Onu anlıyordum. Benim için endişeleniyordu. Ben de bazen onun için endişeleniyordum. Aramızdaki kardeşlik o kadar güçlüydü ki. Ayıramazdılar. Bu yüzden ondan saklamayacaktım.

"Jimin ben Mühürlendim!!" ani ve tek nefeste hızlıca söylemiştim. İçimde bir rahatlama hiss ediyordum. Fakat başımı kaldırıp, Jimin ile yüzyüze geldiğimizde şoke olmuş, şaşkın şekilde bakıyordu. Bi an nefes almadığı için korkmuş, seslenip dürtmüştüm onu. Sonra kendine gelmek için başını sallamış, toparlanmıştı.
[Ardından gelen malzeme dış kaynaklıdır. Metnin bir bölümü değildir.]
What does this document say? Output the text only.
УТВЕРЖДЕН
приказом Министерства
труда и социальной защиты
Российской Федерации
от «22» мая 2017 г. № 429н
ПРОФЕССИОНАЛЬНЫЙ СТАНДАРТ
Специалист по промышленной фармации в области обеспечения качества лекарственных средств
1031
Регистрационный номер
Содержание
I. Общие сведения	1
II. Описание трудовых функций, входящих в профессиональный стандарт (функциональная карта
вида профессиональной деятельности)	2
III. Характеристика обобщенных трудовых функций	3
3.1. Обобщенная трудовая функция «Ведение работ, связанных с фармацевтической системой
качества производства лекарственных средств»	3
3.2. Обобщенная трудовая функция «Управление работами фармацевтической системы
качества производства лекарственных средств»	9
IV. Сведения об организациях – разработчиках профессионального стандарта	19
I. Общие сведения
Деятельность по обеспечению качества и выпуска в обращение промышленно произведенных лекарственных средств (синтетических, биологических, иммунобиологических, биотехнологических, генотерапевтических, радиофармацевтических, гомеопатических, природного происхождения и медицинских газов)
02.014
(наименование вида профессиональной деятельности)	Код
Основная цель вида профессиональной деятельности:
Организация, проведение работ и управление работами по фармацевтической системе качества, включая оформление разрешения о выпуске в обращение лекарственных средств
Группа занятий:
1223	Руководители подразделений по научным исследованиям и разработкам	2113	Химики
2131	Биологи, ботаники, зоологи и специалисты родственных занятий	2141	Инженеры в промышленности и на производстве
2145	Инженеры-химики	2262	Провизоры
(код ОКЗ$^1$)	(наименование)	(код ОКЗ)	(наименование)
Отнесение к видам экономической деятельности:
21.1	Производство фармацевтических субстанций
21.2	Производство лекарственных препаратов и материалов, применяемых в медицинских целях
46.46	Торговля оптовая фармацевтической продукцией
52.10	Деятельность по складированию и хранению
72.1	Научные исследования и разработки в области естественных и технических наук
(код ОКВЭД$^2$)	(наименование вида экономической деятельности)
"Kim bu?" diye sormuştu meraklı gözleri ile. Ben ise ne diyeceğimi bilemiyordum. O anda orada, onunlayken, gözgözeyken, ikimizin de kurdunun 'eş' diye bağırdığını biliyorduk. Fakat niye söyleyememiştik ki? Ben kendimi biliyordum. Tamam, yani ani olan şeyler yüzünden korkmuştum. Ve üstüne geçireceğim kızgınlıktan da dolayı düşüb bayılmıştım. Fakat neden o dememişti? Ama onun yerine ceylan gözleri ve kiraz dudaklarıyla bana binevi çıkma teklifi etmişti.

"Taehyung?" seslenmesi ile düşüncelerimden sıyrılmış ona odaklanmıştım. "Kim diye sordum?"

"Delta Jung-," sıkıntılı nefes vermiştim.